The development of human life nowadays cannot be separated from various aspects such as economy, politics, and technology, including the impact of the coronavirus outbreak (Covid-19 or SARS-CoV-2) which emerged at the end of 2019. Responding to this Covid-19 pandemic outbreak In Indonesia, the government has issued various policies as measures to prevent and handle the spread of Covid-19. One of these policies is to limit community activities. These restrictions have implications for the fulfilment of the economic needs of the affected communities.
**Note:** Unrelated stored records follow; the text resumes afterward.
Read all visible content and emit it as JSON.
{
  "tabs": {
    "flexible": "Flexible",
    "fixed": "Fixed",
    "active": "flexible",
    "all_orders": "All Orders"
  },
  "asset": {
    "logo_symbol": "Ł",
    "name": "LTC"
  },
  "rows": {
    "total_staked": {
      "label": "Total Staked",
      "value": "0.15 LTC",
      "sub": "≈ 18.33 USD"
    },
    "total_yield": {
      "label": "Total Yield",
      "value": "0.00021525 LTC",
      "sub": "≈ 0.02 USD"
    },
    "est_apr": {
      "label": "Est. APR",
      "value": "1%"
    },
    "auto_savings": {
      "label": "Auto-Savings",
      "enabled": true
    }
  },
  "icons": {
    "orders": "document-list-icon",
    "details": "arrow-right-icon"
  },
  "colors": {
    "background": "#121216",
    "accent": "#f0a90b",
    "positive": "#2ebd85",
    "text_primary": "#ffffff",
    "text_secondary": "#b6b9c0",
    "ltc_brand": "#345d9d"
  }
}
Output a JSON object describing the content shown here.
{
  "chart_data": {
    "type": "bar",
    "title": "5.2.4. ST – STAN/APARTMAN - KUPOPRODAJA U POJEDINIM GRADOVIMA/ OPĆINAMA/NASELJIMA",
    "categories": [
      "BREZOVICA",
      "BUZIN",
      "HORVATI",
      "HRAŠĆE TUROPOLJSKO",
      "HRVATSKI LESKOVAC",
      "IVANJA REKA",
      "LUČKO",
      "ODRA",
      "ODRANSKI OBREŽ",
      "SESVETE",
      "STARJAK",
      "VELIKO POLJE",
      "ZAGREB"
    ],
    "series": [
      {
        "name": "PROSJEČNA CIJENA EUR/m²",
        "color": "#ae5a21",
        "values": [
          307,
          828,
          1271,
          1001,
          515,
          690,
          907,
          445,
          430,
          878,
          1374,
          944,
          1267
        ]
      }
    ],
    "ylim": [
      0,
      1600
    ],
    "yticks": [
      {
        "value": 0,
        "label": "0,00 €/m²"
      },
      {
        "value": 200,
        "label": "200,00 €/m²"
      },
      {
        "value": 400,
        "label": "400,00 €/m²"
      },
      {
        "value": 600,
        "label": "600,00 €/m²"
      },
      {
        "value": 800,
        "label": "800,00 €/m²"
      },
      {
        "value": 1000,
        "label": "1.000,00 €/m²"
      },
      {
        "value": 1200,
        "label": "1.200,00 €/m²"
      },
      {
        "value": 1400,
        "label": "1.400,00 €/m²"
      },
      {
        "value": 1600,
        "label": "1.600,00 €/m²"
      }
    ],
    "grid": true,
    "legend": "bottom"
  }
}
Responding to the urgency of this community's economic situation, the government held a social assistance program as a measure to ease the community's economic burden. However, the procurement of the program was used as a chance for corruption involving the Ministry of Social Affairs and corporations as the winning bidders. This study uses a qualitative methodology with a normative juridical approach and literature. The approach is carried out by conducting a juridical analysis based on a case approach. The results of the study show that the corporations involved cannot be separated from corporate responsibility. However, the criminal liability process against the corporation is deemed not to reflect justice for the current situation of Indonesia is experiencing. The crime was not carried out in a normal situation but in a situation when Indonesia was trying hard to overcome the urgent situation, the Covid-19 pandemic. Corporate crimes committed by taking advantage of the pandemic situation are deemed necessary to prioritize special action or the weight of criminal acts committed by corporations. The weighting of criminal sanction is the right step as a law enforcement process for corporate crimes during the pandemic.